Optus to compensate nbn customers over slow speeds
Optus has followed Telstra in agreeing to compensate customers who had been sold nbn plans that could not match the speeds advertised.
Optus has submitted an enforceable undertaking to offer remedies to more than 8700 customers over misleading advertising of nbn plans.
The ACCC took action against the company after finding that for a nearly two-year period until June 2017, ACMA had been offering nbn services advertising a range of speed plans that the technical limitations on customers’ FTTN and FTTB connections meant it was incapable of delivering.
The investigation found that 48% of Optus FTTN customers sold a 100 Mbps download 40 Mbps upload plan could not receive these speeds, and 21% could not even receive the next highest speed tier of 50 Mbps download 20 Mbps upload.
In addition, 26% of Optus FTTN customers on the mid 50 Mbps tier and even 3% of FTTN customers on the base 25 Mbps plan could not receive the promised speeds.
In making its undertaking, Optus admitted that it likely contravened Australian competition law with its advertising. The undertaking details remedies including refunds, moving speed plans, discounted speed plans and offering a contract exit without a break fee.
Like Telstra before it, Optus has also committed to check within four weeks of connecting a customer to a new nbn speed plan to check whether they are getting the advertised speeds they are paying for and to proactively contact customers and offer remedies when the connections fall short.
“Optus is the second major internet provider we have taken action against for selling broadband speeds they could not deliver to their customers,” ACCC Chairman Rod Sims said.

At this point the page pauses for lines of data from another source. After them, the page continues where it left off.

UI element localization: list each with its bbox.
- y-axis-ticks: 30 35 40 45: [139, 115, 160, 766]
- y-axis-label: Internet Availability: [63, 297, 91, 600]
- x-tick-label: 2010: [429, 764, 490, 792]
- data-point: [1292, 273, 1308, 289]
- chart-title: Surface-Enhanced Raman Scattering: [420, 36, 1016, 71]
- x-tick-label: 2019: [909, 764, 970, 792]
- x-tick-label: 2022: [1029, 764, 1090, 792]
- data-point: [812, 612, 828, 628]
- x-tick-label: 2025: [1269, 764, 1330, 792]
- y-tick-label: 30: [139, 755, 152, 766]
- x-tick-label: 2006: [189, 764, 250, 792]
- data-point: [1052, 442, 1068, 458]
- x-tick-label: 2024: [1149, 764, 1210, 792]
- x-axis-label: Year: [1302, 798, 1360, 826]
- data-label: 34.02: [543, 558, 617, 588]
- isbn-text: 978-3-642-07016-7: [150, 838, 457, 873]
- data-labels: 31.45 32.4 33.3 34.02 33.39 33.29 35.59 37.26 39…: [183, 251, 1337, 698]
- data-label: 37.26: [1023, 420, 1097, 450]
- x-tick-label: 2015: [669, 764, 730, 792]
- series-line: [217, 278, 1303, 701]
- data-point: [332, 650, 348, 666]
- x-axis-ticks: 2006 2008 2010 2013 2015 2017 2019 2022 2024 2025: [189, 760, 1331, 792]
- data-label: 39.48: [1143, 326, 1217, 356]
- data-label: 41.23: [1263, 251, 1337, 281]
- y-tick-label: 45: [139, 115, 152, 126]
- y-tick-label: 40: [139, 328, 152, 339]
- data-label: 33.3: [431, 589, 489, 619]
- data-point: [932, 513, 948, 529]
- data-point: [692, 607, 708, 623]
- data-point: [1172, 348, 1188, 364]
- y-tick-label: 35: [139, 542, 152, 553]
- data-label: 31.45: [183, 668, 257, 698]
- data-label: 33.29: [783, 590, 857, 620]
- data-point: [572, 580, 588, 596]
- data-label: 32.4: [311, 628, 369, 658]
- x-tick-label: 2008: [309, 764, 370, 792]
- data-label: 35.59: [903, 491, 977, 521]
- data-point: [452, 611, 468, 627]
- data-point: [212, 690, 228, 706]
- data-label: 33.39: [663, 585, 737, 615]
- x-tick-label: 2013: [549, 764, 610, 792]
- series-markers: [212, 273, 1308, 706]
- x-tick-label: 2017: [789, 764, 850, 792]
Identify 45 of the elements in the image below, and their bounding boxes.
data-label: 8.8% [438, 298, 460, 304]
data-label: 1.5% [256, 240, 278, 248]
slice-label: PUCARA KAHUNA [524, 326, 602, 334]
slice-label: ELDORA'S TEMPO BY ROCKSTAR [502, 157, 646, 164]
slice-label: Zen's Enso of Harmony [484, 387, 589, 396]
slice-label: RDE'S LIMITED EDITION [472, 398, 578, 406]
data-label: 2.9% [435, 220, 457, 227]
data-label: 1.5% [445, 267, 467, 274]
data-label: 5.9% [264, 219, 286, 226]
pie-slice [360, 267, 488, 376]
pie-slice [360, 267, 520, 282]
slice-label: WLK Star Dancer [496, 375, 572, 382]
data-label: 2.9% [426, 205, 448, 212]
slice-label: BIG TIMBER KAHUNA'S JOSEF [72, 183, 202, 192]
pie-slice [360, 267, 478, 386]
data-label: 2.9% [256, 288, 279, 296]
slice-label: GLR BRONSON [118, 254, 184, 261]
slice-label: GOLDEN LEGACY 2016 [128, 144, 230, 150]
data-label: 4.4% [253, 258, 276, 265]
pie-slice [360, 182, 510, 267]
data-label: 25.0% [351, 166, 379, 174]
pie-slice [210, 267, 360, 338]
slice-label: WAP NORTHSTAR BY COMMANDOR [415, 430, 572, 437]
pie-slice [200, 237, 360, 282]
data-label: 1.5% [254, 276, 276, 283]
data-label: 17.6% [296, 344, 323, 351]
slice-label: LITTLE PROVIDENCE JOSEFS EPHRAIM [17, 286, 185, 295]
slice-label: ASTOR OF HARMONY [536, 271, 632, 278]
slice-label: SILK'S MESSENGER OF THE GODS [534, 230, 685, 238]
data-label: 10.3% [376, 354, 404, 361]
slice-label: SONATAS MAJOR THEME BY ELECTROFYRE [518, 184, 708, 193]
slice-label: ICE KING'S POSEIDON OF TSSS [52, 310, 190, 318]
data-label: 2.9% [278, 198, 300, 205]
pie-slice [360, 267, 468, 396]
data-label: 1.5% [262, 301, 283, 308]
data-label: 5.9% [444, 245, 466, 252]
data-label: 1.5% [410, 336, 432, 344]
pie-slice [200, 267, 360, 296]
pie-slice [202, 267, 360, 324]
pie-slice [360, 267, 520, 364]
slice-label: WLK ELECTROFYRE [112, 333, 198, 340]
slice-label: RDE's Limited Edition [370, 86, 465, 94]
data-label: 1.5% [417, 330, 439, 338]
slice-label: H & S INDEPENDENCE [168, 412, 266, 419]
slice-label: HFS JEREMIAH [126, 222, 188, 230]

“Worryingly, many affected Optus FTTN customers could not even receive the maximum speed of a lower-tier plan. This is a concerning trend we have seen throughout the industry and we are working to fix this.”
In November, Telstra agreed to compensate around 42,000 customers over the same issues. At the time, the ACCC made clear that such problems are ubiquitous across the industry and that action against other providers will be forthcoming.